# Tacoma Retriever Trial



## yelm labs (Mar 18, 2004)

Saturday the Open will be at Pat Littles starting at 8 am with 25 dogs to water blind with the rotation at dog 42. Sorry I don't have the call backs. 

The Amateur will start with dog # 12 at Peter Wagners, behind the Chevron Station. 

The Qual will start after the Open.


----------



## yelm labs (Mar 18, 2004)

Derby Results

1st Kate - Don Varchol
2nd Ten - Hander Brooke
3rd Lance O - Lee Herskowitz
4th Max - O- Corrie Elmes 
RJAM Gracie -Amie
JAMs to Tide - Mark, Keeper - Chris, Tucker - Amie, and Dylon - Amy.

Congradulations to all.


----------



## Annette (Mar 21, 2004)

Thanks Marion for the update.


----------



## yelm labs (Mar 18, 2004)

Actually it is # 1 thats back not #2. To the Am.


----------



## blindfaith (Feb 5, 2006)

Congratulations to longtime pro Paul Shoemaker. owner of Ten ( Blind Faith's Ten Commandments) who placed second in the Derby at age 12 months.

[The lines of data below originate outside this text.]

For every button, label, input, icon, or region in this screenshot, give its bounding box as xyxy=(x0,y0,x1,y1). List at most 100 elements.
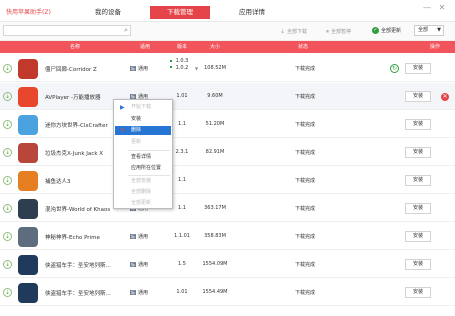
filter-select[interactable]: 全部 ▼ xyxy=(414,25,444,36)
menu-item-label: 全部安装 xyxy=(131,178,152,184)
download-icon: ⇣ xyxy=(280,28,286,35)
all-update-button[interactable]: ✓ 全部更新 xyxy=(372,27,401,36)
search-icon[interactable]: ⌕ xyxy=(124,26,128,35)
status-text: 下载完成 xyxy=(295,206,316,212)
table-row[interactable]: ⇣ 迷你方块世界-ClxCrafter 标 通用 1.1 51.20M 下载完成… xyxy=(0,111,455,138)
compat-text: 通用 xyxy=(138,290,149,296)
header-compat[interactable]: 适用 xyxy=(135,41,155,53)
menu-item-label: 安装 xyxy=(131,116,142,122)
row-select-icon[interactable]: ⇣ xyxy=(3,176,12,185)
size-text: 363.17M xyxy=(204,205,226,211)
table-row[interactable]: ⇣ 垃圾杰克X-Junk Jack X 标 通用 2.3.1 82.91M 下载… xyxy=(0,139,455,166)
table-row[interactable]: ⇣ AVPlayer -万能播放器 标 通用 1.01 9.60M 下载完成 安… xyxy=(0,83,455,110)
header-version[interactable]: 版本 xyxy=(172,41,192,53)
menu-item-view-details[interactable]: 查看详情 xyxy=(115,153,171,162)
all-download-button[interactable]: ⇣ 全部下载 xyxy=(280,27,307,37)
install-button[interactable]: 安装 xyxy=(405,63,431,74)
app-icon xyxy=(18,171,38,191)
row-select-icon[interactable]: ⇣ xyxy=(3,260,12,269)
table-row[interactable]: ⇣ 捕鱼达人3 标 通用 1.1 下载完成 安装 xyxy=(0,167,455,194)
status-text: 下载完成 xyxy=(295,94,316,100)
app-name: 侠盗猎车手：圣安地列斯... xyxy=(45,263,111,269)
header-status[interactable]: 状态 xyxy=(288,41,318,53)
app-name: AVPlayer -万能播放器 xyxy=(45,95,101,101)
compat-text: 通用 xyxy=(138,262,149,268)
close-icon[interactable]: ✕ xyxy=(437,3,447,13)
row-select-icon[interactable]: ⇣ xyxy=(3,288,12,297)
delete-icon[interactable]: ✕ xyxy=(441,93,449,101)
menu-divider xyxy=(128,175,170,176)
menu-item-start-download[interactable]: ▶ 开始下载 xyxy=(115,103,171,112)
install-button[interactable]: 安装 xyxy=(405,91,431,102)
table-row[interactable]: ⇣ 侠盗猎车手：圣安地列斯... 标 通用 1.5 1554.09M 下载完成 … xyxy=(0,251,455,278)
size-text: 82.91M xyxy=(205,149,225,155)
menu-item-install[interactable]: 安装 xyxy=(115,115,171,124)
tag-badge: 标 xyxy=(130,262,136,267)
menu-item-update[interactable]: 更新 xyxy=(115,138,171,147)
app-icon xyxy=(18,115,38,135)
tag-badge: 标 xyxy=(130,234,136,239)
install-button[interactable]: 安装 xyxy=(405,259,431,270)
title-bar: 快用苹果助手(Z) 我的设备 下载管理 应用详情 — ✕ xyxy=(0,0,455,22)
tab-my-device[interactable]: 我的设备 xyxy=(78,6,138,19)
version-current: 1.0.2 xyxy=(175,65,189,71)
pause-icon: ⏸ xyxy=(326,28,330,35)
status-text: 下载完成 xyxy=(295,178,316,184)
row-select-icon[interactable]: ⇣ xyxy=(3,120,12,129)
install-button[interactable]: 安装 xyxy=(405,175,431,186)
table-header: 名称 适用 版本 大小 状态 操作 xyxy=(0,41,455,53)
search-input[interactable] xyxy=(4,26,116,35)
row-select-icon[interactable]: ⇣ xyxy=(3,232,12,241)
menu-item-delete-all[interactable]: 全部删除 xyxy=(115,188,171,197)
tab-download-manager[interactable]: 下载管理 xyxy=(150,6,210,19)
header-action[interactable]: 操作 xyxy=(425,41,445,53)
status-text: 下载完成 xyxy=(295,290,316,296)
all-pause-button[interactable]: ⏸ 全部暂停 xyxy=(326,27,351,37)
table-row[interactable]: ⇣ 僵尸回廊-Corridor Z 标 通用 1.0.3 1.0.2 ▼ 108… xyxy=(0,55,455,82)
context-menu: ▶ 开始下载 安装 ✕ 删除 更新 查看详情 应用所在位置 全部安装 全部删除 … xyxy=(113,99,173,209)
status-text: 下载完成 xyxy=(295,262,316,268)
menu-item-label: 查看详情 xyxy=(131,154,152,160)
install-button[interactable]: 安装 xyxy=(405,287,431,298)
menu-item-label: 开始下载 xyxy=(131,104,152,110)
status-text: 下载完成 xyxy=(295,122,316,128)
all-download-label: 全部下载 xyxy=(287,29,308,35)
install-button[interactable]: 安装 xyxy=(405,203,431,214)
row-select-icon[interactable]: ⇣ xyxy=(3,204,12,213)
size-text: 1554.09M xyxy=(202,261,228,267)
version-new: 1.0.3 xyxy=(175,58,189,64)
install-button[interactable]: 安装 xyxy=(405,119,431,130)
app-icon xyxy=(18,255,38,275)
menu-item-open-location[interactable]: 应用所在位置 xyxy=(115,164,171,173)
install-button[interactable]: 安装 xyxy=(405,147,431,158)
update-icon[interactable]: ↻ xyxy=(390,64,399,73)
minimize-icon[interactable]: — xyxy=(422,3,432,13)
app-icon xyxy=(18,143,38,163)
app-icon xyxy=(18,283,38,303)
version-text: 1.1.01 xyxy=(174,233,190,239)
app-icon xyxy=(18,59,38,79)
toolbar: ⌕ ⇣ 全部下载 ⏸ 全部暂停 ✓ 全部更新 全部 ▼ xyxy=(0,22,455,41)
app-name: 迷你方块世界-ClxCrafter xyxy=(45,123,108,129)
header-size[interactable]: 大小 xyxy=(205,41,225,53)
row-select-icon[interactable]: ⇣ xyxy=(3,92,12,101)
app-name: 垃圾杰克X-Junk Jack X xyxy=(45,151,104,157)
menu-item-delete[interactable]: ✕ 删除 xyxy=(115,126,171,135)
chevron-down-icon[interactable]: ▼ xyxy=(195,66,198,71)
install-button[interactable]: 安装 xyxy=(405,231,431,242)
table-row[interactable]: ⇣ 侠盗猎车手：圣安地列斯... 标 通用 1.01 1554.49M 下载完成… xyxy=(0,279,455,306)
check-icon: ✓ xyxy=(372,27,379,34)
menu-item-label: 全部更新 xyxy=(131,200,152,206)
menu-item-install-all[interactable]: 全部安装 xyxy=(115,177,171,186)
all-pause-label: 全部暂停 xyxy=(331,29,352,35)
row-select-icon[interactable]: ⇣ xyxy=(3,148,12,157)
table-row[interactable]: ⇣ 神秘神界-Echo Prime 标 通用 1.1.01 358.83M 下载… xyxy=(0,223,455,250)
compat-text: 通用 xyxy=(138,234,149,240)
row-select-icon[interactable]: ⇣ xyxy=(3,64,12,73)
menu-item-update-all[interactable]: 全部更新 xyxy=(115,199,171,208)
table-row[interactable]: ⇣ 混沌世界-World of Khaos 标 通用 1.1 363.17M 下… xyxy=(0,195,455,222)
chevron-down-icon: ▼ xyxy=(437,27,441,33)
header-name[interactable]: 名称 xyxy=(60,41,90,53)
tab-app-details[interactable]: 应用详情 xyxy=(222,6,282,19)
size-text: 108.52M xyxy=(204,65,226,71)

We are especially proud of Ten since he is from the first litter sired by our Tru ( Blind Faith's True Spirit MH, QAA). First place, Kate also is a Blindfaith granddaughter ( 17 Derby points and counting). Congrats to Don Varchol, owner. 
Bill Butikas


----------



## U.S. Labradors (Aug 20, 2005)

Callbacks to the Amatuer 3rd Series:18 dogs
#1 (Miles), #9 (Bobby), #15 (Cappy), #21 (Nick), #25 (Boss), #26 (Mozart), #28 (Webster), #32 (Boogie), #33 (Bear), #35 (Ringo), #36 (Fletch), #38 (Pete), #39 (Maui), #40 (Cutter), #41 (Margo), #43 (Cheddar), #45 (Deka), #47 (Lady).


----------



## Laureen (Jun 26, 2005)

Anyone have an update on Qual Sunday morning?
Laureen
Www.zaniri.com


----------



## drdawg (Apr 4, 2004)

Any Open results?


----------



## speedy (Oct 24, 2005)

Amateur callbacks after water blind

9, 26, 28, 32, 33, 35, 38, 39, 40, 41, 45, 47

12 dogs back. Dog 9 starts last series.


----------



## U.S. Labradors (Aug 20, 2005)

Congratulations Amateur placements!
1st. #38 Pete/Marty Peterson
2nd #35 Ringo/Janet Eisenhower
3rd #41 Margo/Mel Milton
4th #32 Boogie/Ken Jackson
RJ #40 Cutter/Andy Hahn
Jams 9, 26,28,45,47,39,33


----------



## Annette (Mar 21, 2004)

Congratulations to all! Thanks for posting
.


----------



## drdawg (Apr 4, 2004)

congrats to the Amateur placements! Still no Open results????


----------



## labhauler (Oct 22, 2007)

Thanks for posting the Am results - for the record it's Janet EISEN!
Q results: 
1st Magic o/h Ken Lee
2nd Shiner? o Elaine Brock (dont know if she was handler)
3rd Riot (o) Larry Bragg (h) Gonia
4th Titan (o/h) Peter Wagner
RJ Tuffy o/h Freeman Boyett

Open
1st Boss (o) Pat Little (h) Gonia
2d Coal (o)Jeff Vandetop (h) Brooke
3d ?
4th Sweetie (o) Pete Panarites (h) Gonia
RJ Bobby (o) John Poer (h) Gonia

Many JAMS . 16 to last series, 16 finished. JAM for Ringo


----------



## Breck (Jul 1, 2003)

OK Tuffy on the RJ.


----------



## jgrammer (Jun 23, 2008)

Way to go, Pete and Marty!!!! You looked flawless in the first 3 series and looks like you had a fine 4th to boot!! Congrats to all the finishers!


----------



## blindfaith (Feb 5, 2006)

A correction to my earlier post...Don Varchol's female Kate ( Check Out This Chic) has 22 derby points, not 17 as I indicated. We are even prouder of her now!
Bill Butikas


----------